Mit solcher Bettelei in großem Umfang war jetzt also Schluss, allerdings blieb für Angehörige bestimmter Gruppierungen das Einsammeln von kleinen Geldbeträgen erlaubt, besonders für alle, die mit Gesang und Musik zu tun hatten und die für ihr Wirken kein Salär erhielten. Bei Nichteinhaltung der neuen Vorschriften wurde mit der Armen-Ordnungsstrafe gedroht.

Fast jede Stadt hatte vor allem zu Neujahr ihre eigenen Verordnungen. In Wismar ist für 1821 bekannt, dass folgende Nutznießer die Neujahrsgaben einsammeln durften: Wasserverkäufer, Stadttambour, Röhrenleger, Nachtwächter, Kohlenmesser, Stadtsoldaten sowie Gassenreiniger.

Eine andere Prozedur gab es in Rostock, die bis Ende des 19. Jahrhunderts bestand und oftmals heftiger Kritik ausgesetzt war: „Das Neujahrs-Gehen der Rostocker Prediger“. Angeprangert wurde dieses Thema bereits 1794, wie die „Neue Monatsschrift von und für Meklenburg“ berichtet. So war es üblich, dass die jeweils jüngsten Prediger der Kirchen mit den Küstern eine Rundum-Visite in ihrer Gemeinde machten.

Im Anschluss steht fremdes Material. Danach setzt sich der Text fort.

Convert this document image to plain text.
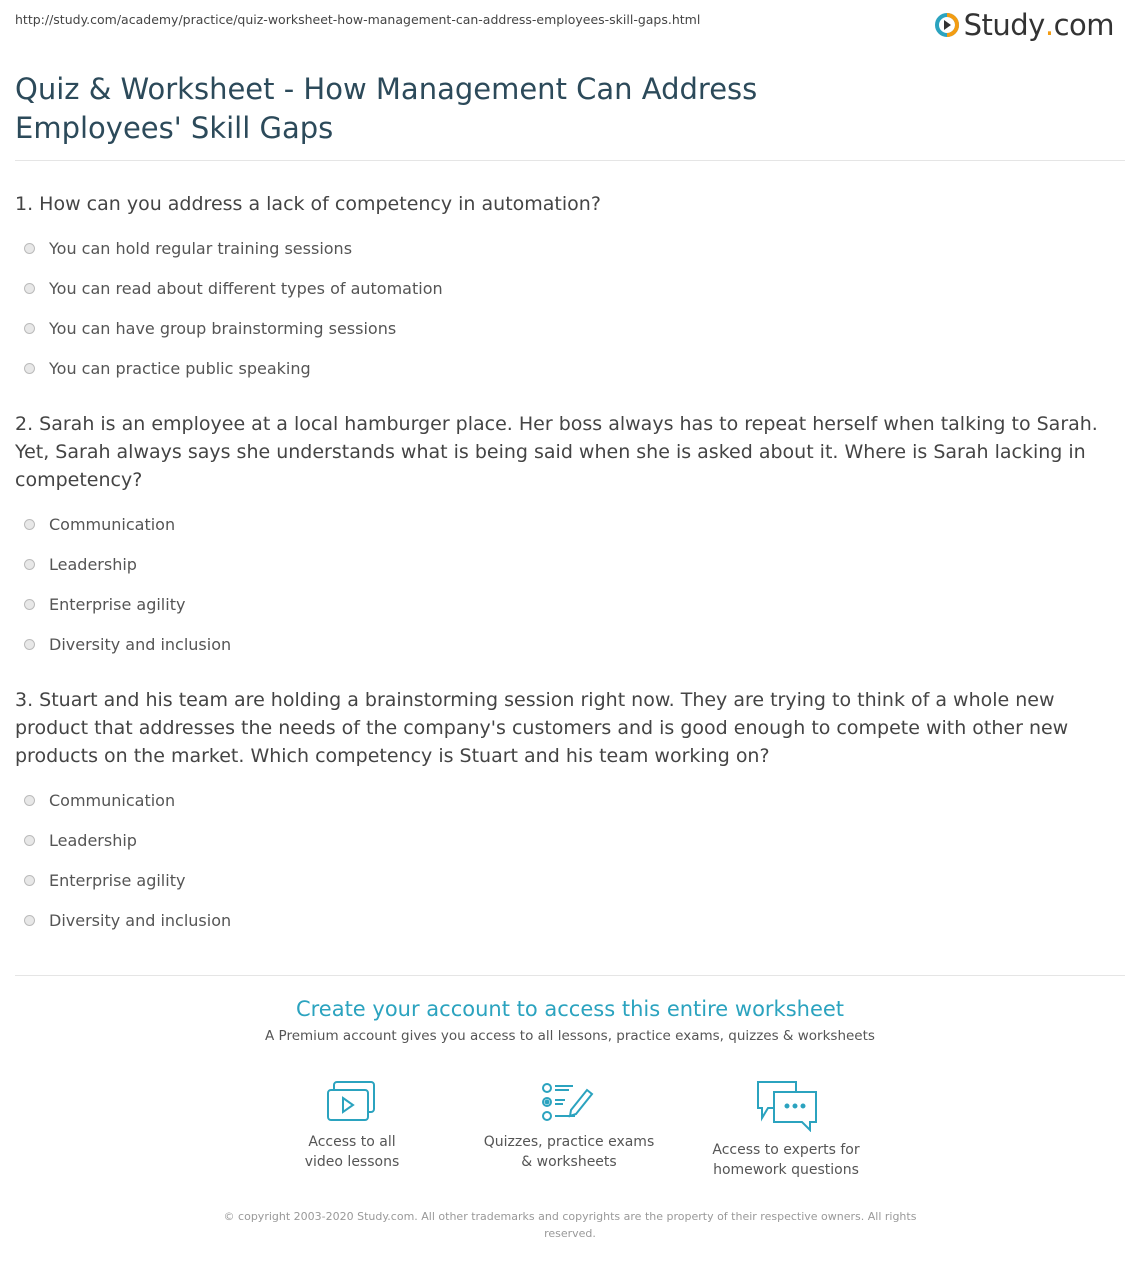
http://study.com/academy/practice/quiz-worksheet-how-management-can-address-employees-skill-gaps.html	Study . com
Quiz & Worksheet - How Management Can Address Employees' Skill Gaps
1. How can you address a lack of competency in automation?
You can hold regular training sessions
You can read about different types of automation
You can have group brainstorming sessions
You can practice public speaking
2. Sarah is an employee at a local hamburger place. Her boss always has to repeat herself when talking to Sarah. Yet, Sarah always says she understands what is being said when she is asked about it. Where is Sarah lacking in competency?
Communication
Leadership
Enterprise agility
Diversity and inclusion
3. Stuart and his team are holding a brainstorming session right now. They are trying to think of a whole new product that addresses the needs of the company's customers and is good enough to compete with other new products on the market. Which competency is Stuart and his team working on?
Communication
Leadership
Enterprise agility
Diversity and inclusion
Create your account to access this entire worksheet
A Premium account gives you access to all lessons, practice exams, quizzes & worksheets
Access to all
video lessons
Quizzes, practice exams
& worksheets
Access to experts for
homework questions
© copyright 2003-2020 Study.com. All other trademarks and copyrights are the property of their respective owners. All rights reserved.
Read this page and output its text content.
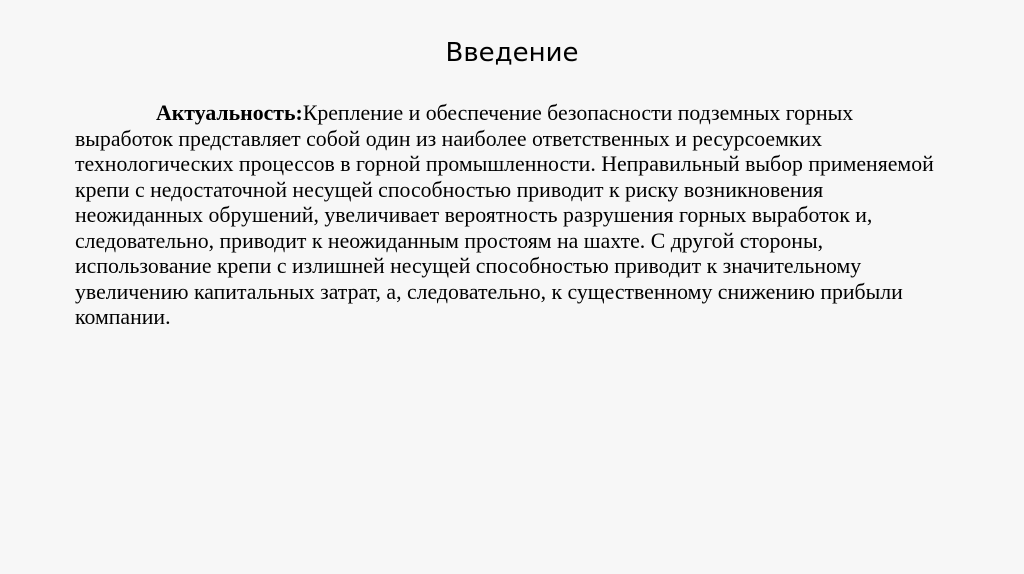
Введение
Актуальность:Крепление и обеспечение безопасности подземных горных выработок представляет собой один из наиболее ответственных и ресурсоемких технологических процессов в горной промышленности. Неправильный выбор применяемой крепи с недостаточной несущей способностью приводит к риску возникновения неожиданных обрушений, увеличивает вероятность разрушения горных выработок и, следовательно, приводит к неожиданным простоям на шахте. С другой стороны, использование крепи с излишней несущей способностью приводит к значительному увеличению капитальных затрат, а, следовательно, к существенному снижению прибыли компании.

Dafür erhielten sie von den besuchten Familien Geldgeschenke, die einen beträchtlichen Teil des Gehaltes ausmachten und so vor allem von Nahrungssorgen befreiten.

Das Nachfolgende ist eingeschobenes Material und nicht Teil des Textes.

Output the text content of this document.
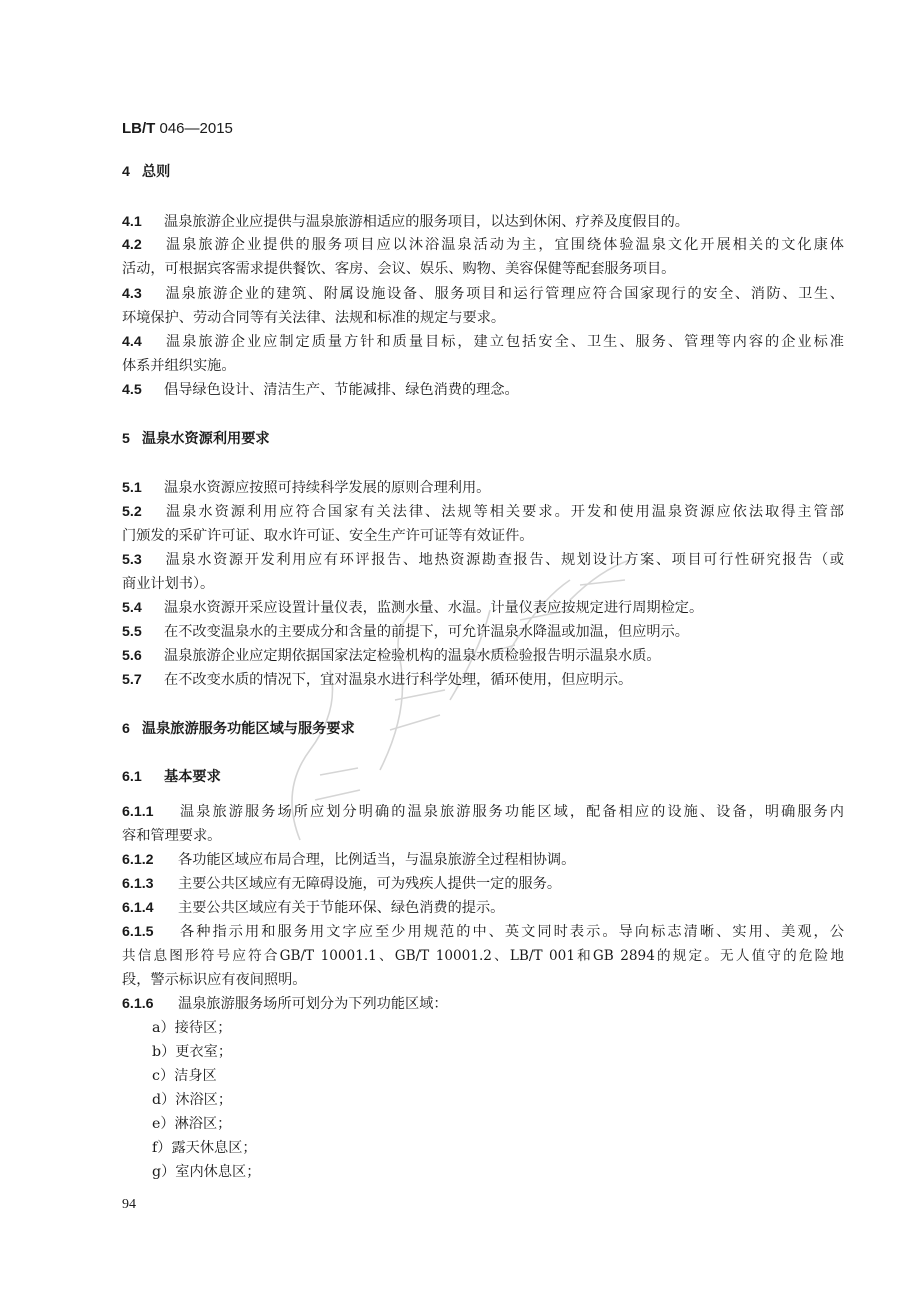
LB/T 046—2015
4 总则
4.1 温泉旅游企业应提供与温泉旅游相适应的服务项目，以达到休闲、疗养及度假目的。
4.2 温泉旅游企业提供的服务项目应以沐浴温泉活动为主，宜围绕体验温泉文化开展相关的文化康体
活动，可根据宾客需求提供餐饮、客房、会议、娱乐、购物、美容保健等配套服务项目。
4.3 温泉旅游企业的建筑、附属设施设备、服务项目和运行管理应符合国家现行的安全、消防、卫生、
环境保护、劳动合同等有关法律、法规和标准的规定与要求。
4.4 温泉旅游企业应制定质量方针和质量目标，建立包括安全、卫生、服务、管理等内容的企业标准
体系并组织实施。
4.5 倡导绿色设计、清洁生产、节能减排、绿色消费的理念。
5 温泉水资源利用要求
5.1 温泉水资源应按照可持续科学发展的原则合理利用。
5.2 温泉水资源利用应符合国家有关法律、法规等相关要求。开发和使用温泉资源应依法取得主管部
门颁发的采矿许可证、取水许可证、安全生产许可证等有效证件。
5.3 温泉水资源开发利用应有环评报告、地热资源勘查报告、规划设计方案、项目可行性研究报告（或
商业计划书）。
5.4 温泉水资源开采应设置计量仪表，监测水量、水温。计量仪表应按规定进行周期检定。
5.5 在不改变温泉水的主要成分和含量的前提下，可允许温泉水降温或加温，但应明示。
5.6 温泉旅游企业应定期依据国家法定检验机构的温泉水质检验报告明示温泉水质。
5.7 在不改变水质的情况下，宜对温泉水进行科学处理，循环使用，但应明示。
6 温泉旅游服务功能区域与服务要求
6.1 基本要求
6.1.1 温泉旅游服务场所应划分明确的温泉旅游服务功能区域，配备相应的设施、设备，明确服务内
容和管理要求。
6.1.2 各功能区域应布局合理，比例适当，与温泉旅游全过程相协调。
6.1.3 主要公共区域应有无障碍设施，可为残疾人提供一定的服务。
6.1.4 主要公共区域应有关于节能环保、绿色消费的提示。
6.1.5 各种指示用和服务用文字应至少用规范的中、英文同时表示。导向标志清晰、实用、美观，公
共信息图形符号应符合GB/T 10001.1、GB/T 10001.2、LB/T 001和GB 2894的规定。无人值守的危险地
段，警示标识应有夜间照明。
6.1.6 温泉旅游服务场所可划分为下列功能区域：
a）接待区；
b）更衣室；
c）洁身区
d）沐浴区；
e）淋浴区；
f）露天休息区；
g）室内休息区；
94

Ursprünglich war einmal vorgesehen, dass die Prediger auf diese Weise mit den Gemeindegliedern bekannt wurden und vor allem auf die Erziehung der Jugend rechtzeitig Einfluss nehmen sollten. Das rückte aber in den Hintergrund, und gern nahmen die Kirchenleute auch ein paar Würste, einen Braten oder andere Lebensmittel an. Das alles wurde aber von vielen als anstößig und ehrentwürdigend empfunden und stattdessen empfohlen, die Gemeinde möge insgesamt für eine entsprechende Besoldung aufkommen, um damit den Berufsstand mehr zu achten. Das allerdings geschah in der wohlhabenden Hansestadt erst hundert Jahre später.

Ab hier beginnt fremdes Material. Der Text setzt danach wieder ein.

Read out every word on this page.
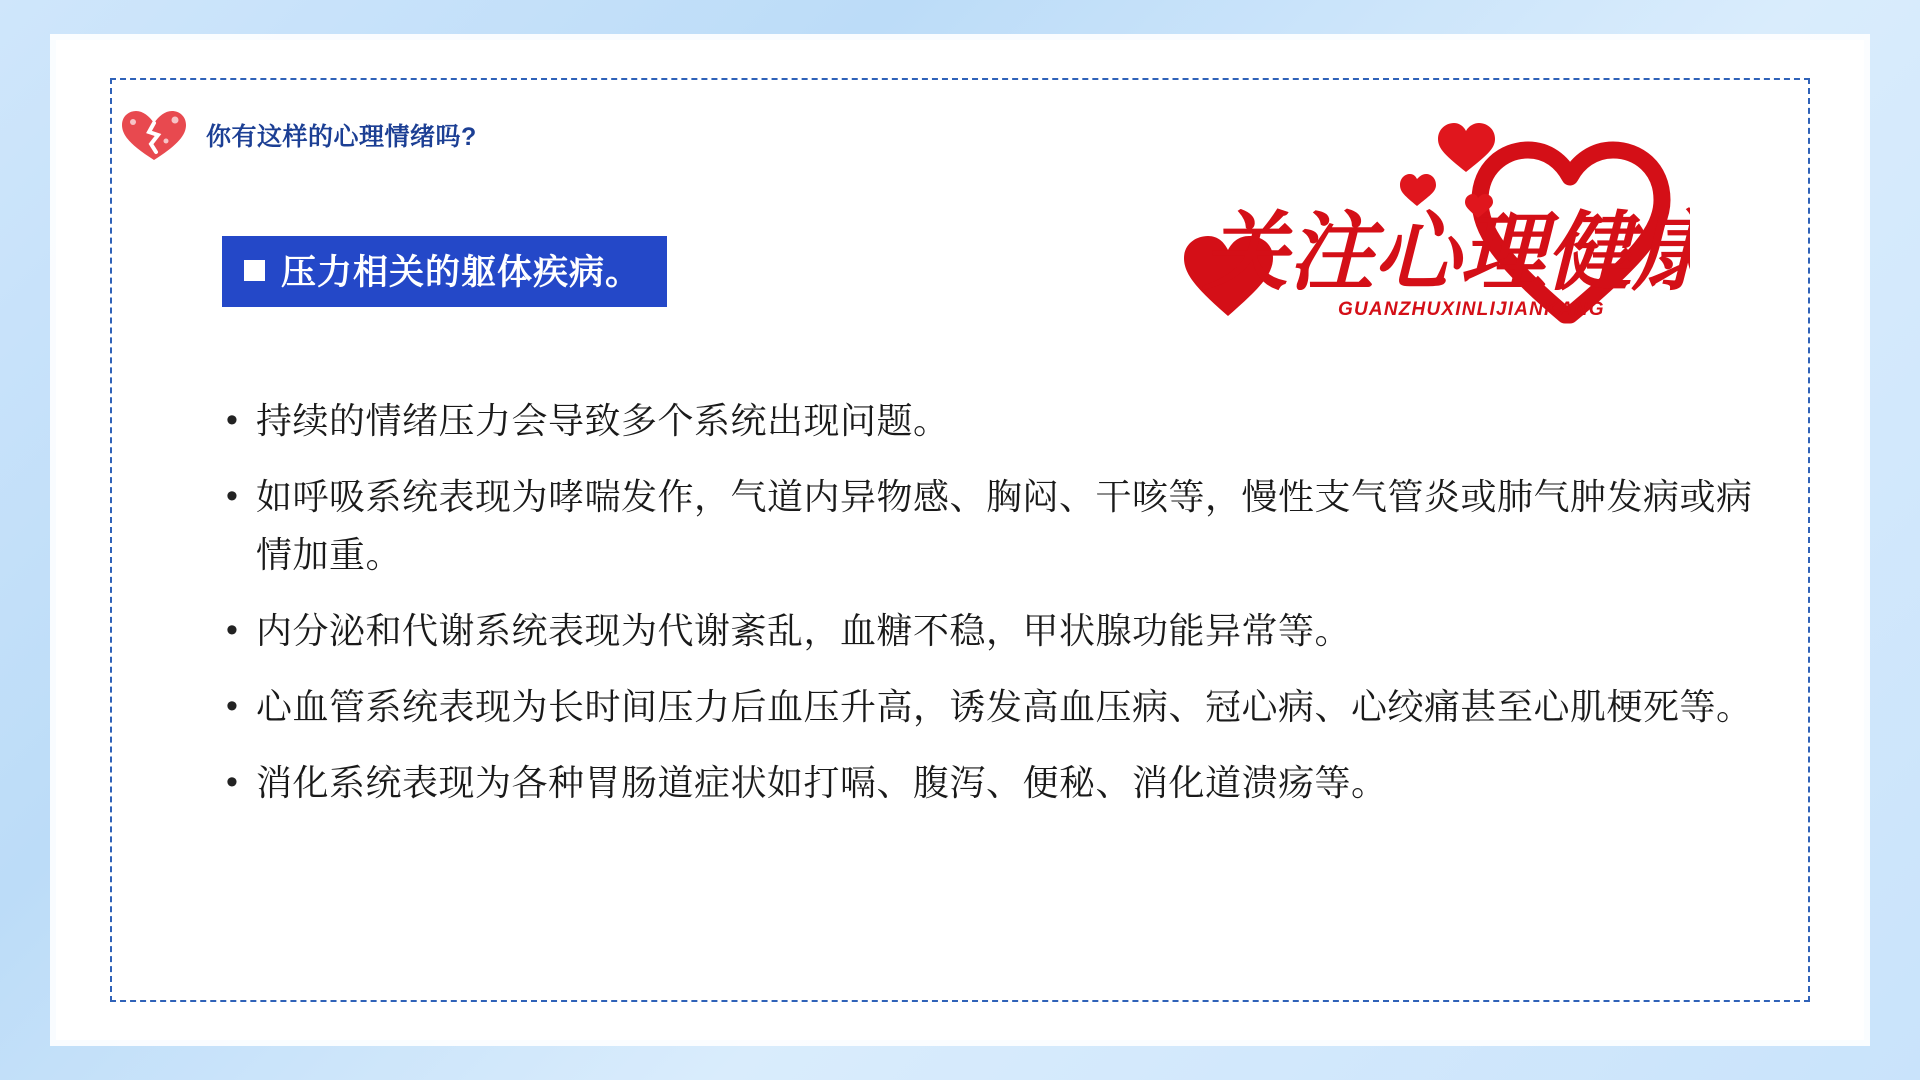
你有这样的心理情绪吗?
压力相关的躯体疾病。	关注心理健康
GUANZHUXINLIJIANKANG
• 持续的情绪压力会导致多个系统出现问题。
• 如呼吸系统表现为哮喘发作，气道内异物感、胸闷、干咳等，慢性支气管炎或肺气肿发病或病情加重。
• 内分泌和代谢系统表现为代谢紊乱，血糖不稳，甲状腺功能异常等。
• 心血管系统表现为长时间压力后血压升高，诱发高血压病、冠心病、心绞痛甚至心肌梗死等。
• 消化系统表现为各种胃肠道症状如打嗝、腹泻、便秘、消化道溃疡等。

Damit nicht genug. Was ansonsten in der Silvesternacht geschah, hat Karl Bartsch (1832-1888) in seiner zweibändigen Sammlung „Sagen, Märchen und Gebräuche“ zusammengetragen und fast ein halbes Hundert seltsamer Gepflogenheiten für Silvester/Neujahr aufgeschrieben – aus den unterschiedlichsten Dörfern und Städten des Landes. Vor allem ging es darum, dass die Obstbäume gut tragen, die Früchte auf den Feldern gedeihen, Menschen und Tiere gesund bleiben, dass Feuer oder Unwetter und vor allem keine bösen Geister Schäden anrichten können. Es gab allerlei Orakel und Abwehrzauber.

So wurde beispielsweise der Trog mit Salz, Rauch oder glühenden Kohlen rein gehalten, damit das Vieh gedeihe. Die Hühner bekamen am „Olljohrsabend“ Erbsen als Futter, die zuvor gezählt wurden. Die Anzahl der gefressenen Erbsen gab Auskunft über die zu erwartenden Eier im nächsten Jahr.

Schließlich gab es noch den „Hundertjährigen, mit seinen Wetterprognosen. „Wind in der Silvesternacht wenig Hoffnung aufs neue Jahr macht“, „Weihnachten im Klee, Ostern im Schnee“, „Ist Weihnachten gelind, im Januar die Kälte beginnt“ oder „Wenn an Neujahr die Sonne lacht, gibt’s viel Fische in Fluss und Bach“.